Berg et al. show that the novel cycle is operative in Metallosphaera growing on H2 and O2 as the energy source. The genes for this cycle are also present in other archaea. All these organisms are either microaerophiles or, as in the case of Archaeoglobus, strict anaerobes. The cycle involves 4-hydroxybutyryl-CoA dehydratase, a radical enzyme sensitive to oxygen (8).

Why do different autotrophs use different pathways of CO2 fixation? According to one hypothesis, the first organisms on Earth were strict anaerobes and autotrophs that used a reductive acetyl-CoA pathway very similar to that found today in some strictly anaerobic archaea and bacteria (9, 10).
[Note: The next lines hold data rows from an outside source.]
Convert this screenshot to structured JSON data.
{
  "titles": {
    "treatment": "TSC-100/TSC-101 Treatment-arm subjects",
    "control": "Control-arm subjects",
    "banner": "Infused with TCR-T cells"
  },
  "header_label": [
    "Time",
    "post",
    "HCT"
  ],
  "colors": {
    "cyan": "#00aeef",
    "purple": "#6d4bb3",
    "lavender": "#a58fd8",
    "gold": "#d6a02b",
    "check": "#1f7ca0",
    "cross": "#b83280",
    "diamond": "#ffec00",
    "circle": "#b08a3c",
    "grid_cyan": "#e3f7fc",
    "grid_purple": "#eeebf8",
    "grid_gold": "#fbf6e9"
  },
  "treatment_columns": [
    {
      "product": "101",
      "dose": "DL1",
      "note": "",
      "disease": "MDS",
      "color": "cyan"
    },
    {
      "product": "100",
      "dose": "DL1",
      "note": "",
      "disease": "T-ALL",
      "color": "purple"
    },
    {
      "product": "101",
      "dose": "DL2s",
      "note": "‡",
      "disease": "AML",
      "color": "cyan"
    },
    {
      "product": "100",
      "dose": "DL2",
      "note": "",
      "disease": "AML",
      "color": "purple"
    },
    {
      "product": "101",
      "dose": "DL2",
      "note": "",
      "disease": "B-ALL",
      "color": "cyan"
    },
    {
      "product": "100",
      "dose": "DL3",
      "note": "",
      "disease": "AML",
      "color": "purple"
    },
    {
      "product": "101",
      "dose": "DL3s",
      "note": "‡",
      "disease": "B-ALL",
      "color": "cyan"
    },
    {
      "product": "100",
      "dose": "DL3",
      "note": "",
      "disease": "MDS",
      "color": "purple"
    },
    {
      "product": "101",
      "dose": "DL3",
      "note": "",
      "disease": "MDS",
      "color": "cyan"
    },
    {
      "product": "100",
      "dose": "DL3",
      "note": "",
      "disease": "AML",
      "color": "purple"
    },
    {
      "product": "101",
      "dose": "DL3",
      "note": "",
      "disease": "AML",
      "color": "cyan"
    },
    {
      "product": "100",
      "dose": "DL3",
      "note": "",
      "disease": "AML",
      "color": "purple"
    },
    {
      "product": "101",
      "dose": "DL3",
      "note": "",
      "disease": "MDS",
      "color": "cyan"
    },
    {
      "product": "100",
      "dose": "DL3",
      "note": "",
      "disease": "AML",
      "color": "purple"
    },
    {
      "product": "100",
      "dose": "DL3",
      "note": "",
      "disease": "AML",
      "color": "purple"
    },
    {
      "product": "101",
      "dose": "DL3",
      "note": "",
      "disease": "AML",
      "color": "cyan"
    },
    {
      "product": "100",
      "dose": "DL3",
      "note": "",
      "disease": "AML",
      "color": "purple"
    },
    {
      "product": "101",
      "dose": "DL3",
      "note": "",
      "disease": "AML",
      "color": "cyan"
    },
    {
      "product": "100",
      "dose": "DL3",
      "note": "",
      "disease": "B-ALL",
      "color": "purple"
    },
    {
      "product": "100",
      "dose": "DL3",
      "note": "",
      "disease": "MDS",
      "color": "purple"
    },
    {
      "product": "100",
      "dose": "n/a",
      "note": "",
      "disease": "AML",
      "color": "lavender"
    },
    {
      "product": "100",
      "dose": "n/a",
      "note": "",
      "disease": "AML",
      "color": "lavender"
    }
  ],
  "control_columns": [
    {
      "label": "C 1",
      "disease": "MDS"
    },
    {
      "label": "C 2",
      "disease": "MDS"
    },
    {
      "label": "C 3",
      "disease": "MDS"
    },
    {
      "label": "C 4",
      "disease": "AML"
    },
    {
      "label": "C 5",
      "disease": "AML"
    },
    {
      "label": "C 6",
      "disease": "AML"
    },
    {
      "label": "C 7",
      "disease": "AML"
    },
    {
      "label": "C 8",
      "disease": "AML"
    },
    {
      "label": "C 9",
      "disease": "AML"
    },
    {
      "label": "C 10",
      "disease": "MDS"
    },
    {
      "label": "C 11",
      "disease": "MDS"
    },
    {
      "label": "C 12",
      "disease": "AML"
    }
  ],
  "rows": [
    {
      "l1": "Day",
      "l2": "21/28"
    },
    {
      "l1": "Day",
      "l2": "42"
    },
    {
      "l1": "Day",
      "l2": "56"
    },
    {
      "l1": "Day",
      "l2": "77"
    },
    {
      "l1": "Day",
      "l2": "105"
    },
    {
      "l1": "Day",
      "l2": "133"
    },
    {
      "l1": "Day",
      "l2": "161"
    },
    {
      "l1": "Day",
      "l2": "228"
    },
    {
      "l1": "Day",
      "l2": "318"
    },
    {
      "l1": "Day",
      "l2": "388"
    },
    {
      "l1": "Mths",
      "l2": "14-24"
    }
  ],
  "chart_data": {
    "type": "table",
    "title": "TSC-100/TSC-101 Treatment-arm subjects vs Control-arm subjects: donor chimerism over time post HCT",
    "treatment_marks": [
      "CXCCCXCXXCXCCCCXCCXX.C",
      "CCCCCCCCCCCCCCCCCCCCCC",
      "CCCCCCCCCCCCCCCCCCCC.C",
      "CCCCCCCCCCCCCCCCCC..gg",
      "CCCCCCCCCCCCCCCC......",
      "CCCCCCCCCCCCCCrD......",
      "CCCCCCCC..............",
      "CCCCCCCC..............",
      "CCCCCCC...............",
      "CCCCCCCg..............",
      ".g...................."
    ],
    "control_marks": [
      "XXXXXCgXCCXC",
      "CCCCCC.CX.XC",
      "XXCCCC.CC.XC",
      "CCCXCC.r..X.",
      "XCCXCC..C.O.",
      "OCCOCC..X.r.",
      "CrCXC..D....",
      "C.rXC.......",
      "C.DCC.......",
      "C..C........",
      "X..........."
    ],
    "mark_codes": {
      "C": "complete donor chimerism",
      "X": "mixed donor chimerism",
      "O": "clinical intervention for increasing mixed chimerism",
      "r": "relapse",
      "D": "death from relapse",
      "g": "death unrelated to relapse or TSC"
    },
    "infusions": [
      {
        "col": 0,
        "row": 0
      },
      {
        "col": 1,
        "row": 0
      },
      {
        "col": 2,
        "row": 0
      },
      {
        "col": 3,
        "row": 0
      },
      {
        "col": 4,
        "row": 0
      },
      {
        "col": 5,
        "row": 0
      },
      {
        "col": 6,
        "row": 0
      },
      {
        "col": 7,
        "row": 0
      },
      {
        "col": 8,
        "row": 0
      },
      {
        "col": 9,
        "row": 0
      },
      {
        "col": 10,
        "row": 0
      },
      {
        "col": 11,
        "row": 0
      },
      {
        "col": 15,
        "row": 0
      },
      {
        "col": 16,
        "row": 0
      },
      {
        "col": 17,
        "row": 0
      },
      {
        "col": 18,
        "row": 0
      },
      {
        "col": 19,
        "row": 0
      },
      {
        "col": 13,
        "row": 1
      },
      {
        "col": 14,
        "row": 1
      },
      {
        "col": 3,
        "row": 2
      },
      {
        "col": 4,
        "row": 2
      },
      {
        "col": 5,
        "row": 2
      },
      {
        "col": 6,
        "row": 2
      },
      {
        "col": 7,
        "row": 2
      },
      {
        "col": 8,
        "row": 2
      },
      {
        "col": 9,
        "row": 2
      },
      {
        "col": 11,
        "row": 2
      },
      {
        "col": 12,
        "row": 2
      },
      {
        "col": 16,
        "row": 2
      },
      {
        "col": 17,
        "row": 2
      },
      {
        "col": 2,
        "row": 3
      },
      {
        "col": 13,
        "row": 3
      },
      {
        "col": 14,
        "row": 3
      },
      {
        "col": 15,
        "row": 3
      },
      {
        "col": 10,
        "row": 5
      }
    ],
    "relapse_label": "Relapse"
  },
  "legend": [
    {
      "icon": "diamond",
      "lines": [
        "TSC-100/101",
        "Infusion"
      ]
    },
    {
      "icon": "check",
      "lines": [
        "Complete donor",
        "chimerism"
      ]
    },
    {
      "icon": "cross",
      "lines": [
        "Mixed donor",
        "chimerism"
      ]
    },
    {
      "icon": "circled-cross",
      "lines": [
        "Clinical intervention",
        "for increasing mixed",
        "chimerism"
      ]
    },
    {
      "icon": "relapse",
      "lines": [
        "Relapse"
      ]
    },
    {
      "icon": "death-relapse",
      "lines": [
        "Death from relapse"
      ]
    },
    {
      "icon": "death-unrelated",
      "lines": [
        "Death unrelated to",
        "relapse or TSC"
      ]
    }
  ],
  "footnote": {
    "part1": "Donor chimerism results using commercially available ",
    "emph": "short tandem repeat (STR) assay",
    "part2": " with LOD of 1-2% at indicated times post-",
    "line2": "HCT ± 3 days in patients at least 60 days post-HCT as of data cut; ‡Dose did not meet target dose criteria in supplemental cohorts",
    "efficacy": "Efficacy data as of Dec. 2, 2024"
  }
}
After the emergence of oxygenic photosynthesis, the atmospheric oxygen concentration increased slowly and the reductive acetyl-CoA pathway could no longer operate in most organisms due to the extreme oxygen sensitivity of one of its key enzymes. Autotrophy thus had to be reinvented after the major phyla had already evolved, leading to different pathways of autotrophic CO2 fixation in different organisms dependent on their genetic outfit and living conditions.

Lateral gene transfer helped to spread the new inventions. Some were lost again. The reductive citric acid cycle and the 3-hydroxypropionate/4-hydroxybutyrate cycle could only survive in organisms that live under anaerobic or microaerophilic conditions due to the inherent oxygen sensitivity of the enzymes involved. Only the Calvin cycle made it into the aerobic world of plants, one reason being that it does not use enzymes that are inactivated by O2 or by light.

References

  1. I. A. Berg et al., Science 318, 1782 (2007).
  2. M. Calvin, Nature 192, 799 (1961).
  3. RuBisCO stands for ribulose-1,5-bisphosphate carboxylase-oxygenase.
  4. M. C. W. Evans, B. B. Buchanan, D. I. Arnon, Proc. Natl. Acad. Sci. U.S.A. 55, 928 (1966).
  5. B. B. Buchanan, D. I. Arnon, Photosynth. Res. 24, 47 (1990).
  6. S. W. Ragsdale, Crit. Rev. Biochem. Mol. Biol. 26, 261 (1991).
  7. S. Herter et al., J. Biol. Chem. 277, 20277 (2002).
  8. B. M. Martin et al., Proc. Natl. Acad. Sci. U.S.A. 44, 15645 (2004).
  9. G. Wächtershäuser, Chem. Biodivers. 4, 584 (2007).
  10. W. Martin, M. J. Russel, Philos. Trans. R. Soc. B 362, 1887 (2007).